Without using convexity (and without using calculator, of course) we can make the following.
Since, $33+29+28=90$, we need to prove that: $$33(\sin33^{\circ}-\sin30^{\circ})>29(\sin30^{\circ}-\sin29^{\circ})+28(\sin30^{\circ}-\sin28^{\circ})$$ or $$33(3-4\sin^20.5^{\circ})\cos31.5^{\circ}>29\cos29.5^{\circ}+56\cos0.5^{\circ}\cos29^{\circ}$$ and since $$132\sin^20.5^{\circ}\cos31.5^{\circ}=132\sin^2\left(\frac{\pi}{360}\right)^2\cos31.5^{\circ}<\frac{132\cdot10}{360^2}\cdot1<1,$$ $$99\cos31.5^{\circ}>99\cos36^{\circ}=\frac{99(\sqrt5+1)}{4}=\frac{11\sqrt{405}+99}{4}>\frac{220+99}{4}=\frac{319}{4}$$ and $$\cos29.5^{\circ}<\cos29^{\circ},$$ it's enough to prove that $$\frac{319}{4}>85\cos29^{\circ}.$$ Now, $$\cos29^{\circ}=\frac{\sqrt3}{2}\cos1^{\circ}+\frac{1}{2}\sin1^{\circ}<\frac{\sqrt3}{2}+\frac{1}{2}\cdot\frac{\pi}{180}<\frac{\sqrt3}{2}+\frac{1}{100}.$$ Thus, it's enough to prove that $$319>170\sqrt3+\frac{17}{5}$$ or $$31.56>17\sqrt3,$$ which is true because $$17\sqrt3=\sqrt{289\cdot3}<\sqrt{900}=30<31.56.$$
$\sin$ is a concave function on $[0,\pi],$ which says that Jensen can't help.
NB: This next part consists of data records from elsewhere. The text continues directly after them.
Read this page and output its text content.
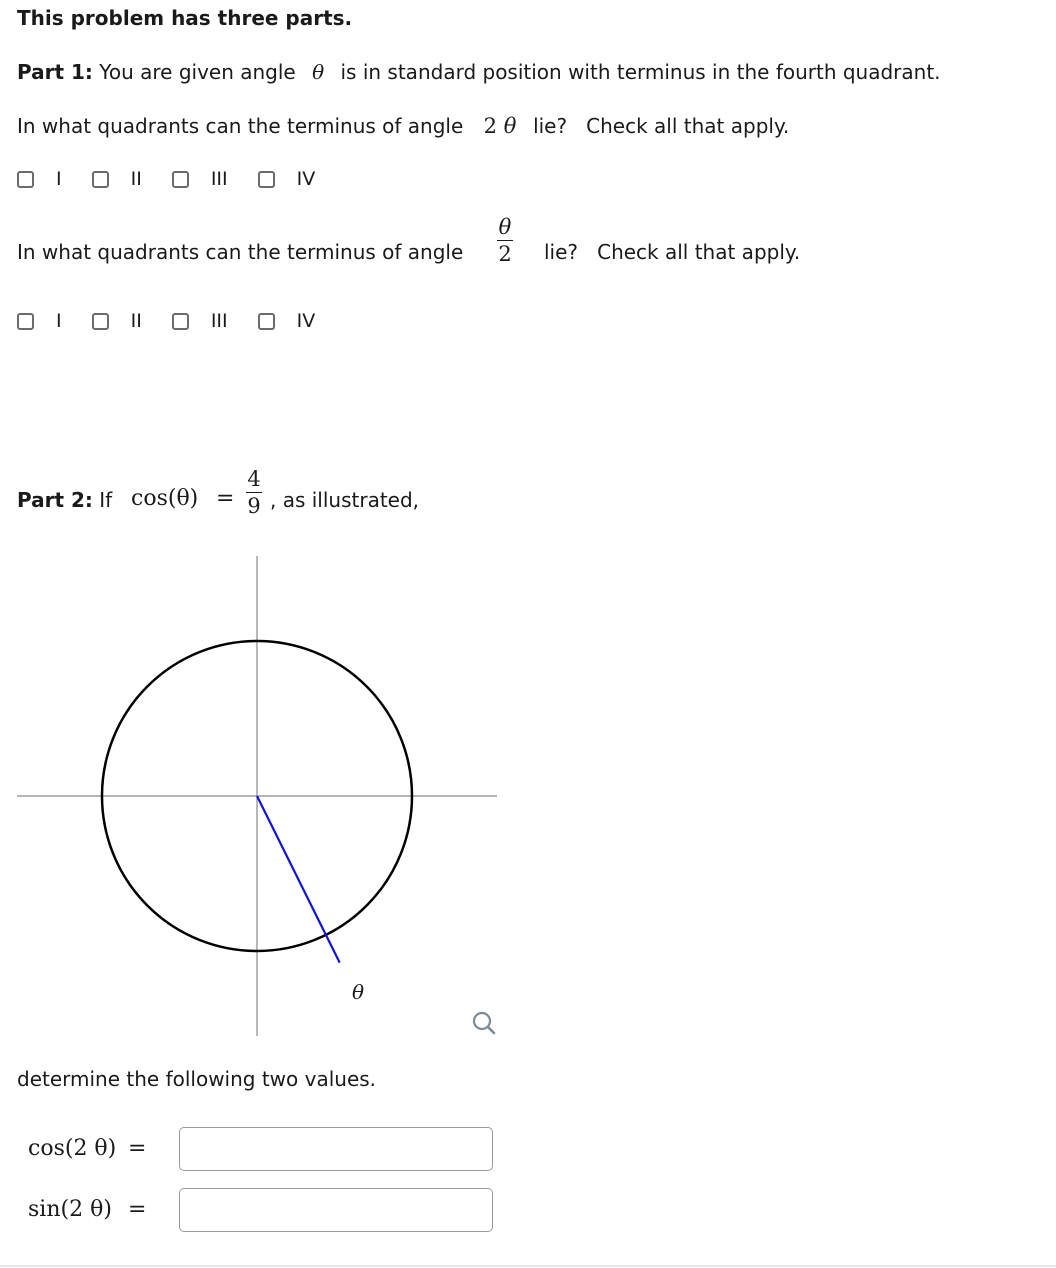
This problem has three parts.
Part 1: You are given angle θ is in standard position with terminus in the fourth quadrant.
In what quadrants can the terminus of angle 2 θ lie?   Check all that apply.
I	II	III	IV
In what quadrants can the terminus of angle
θ
2 lie?   Check all that apply.
I	II	III	IV
Part 2: If cos(θ) =
4
9 , as illustrated,
θ
determine the following two values.
cos(2 θ) =
sin(2 θ) =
It remains Karamata, but I don't see, how to use it here.
Thank you!
Let $f(x)=x\sin x.$ Then, $f''(x)=2\cos x-x\sin x>0$ at least for $x\in[0,\pi/4]$ hence $f$ is strictly convex on this interval, which contains the numbers $$a:=33m,\quad b:=29m,\quad c:=28m\quad\text{where}\quad m=\frac\pi{180}.$$ Therefore, $$f(a)+f(b)+f(c)>3f\left(\frac{a+b+c}3\right)=3f(30m)=45m,$$ which is what you wanted.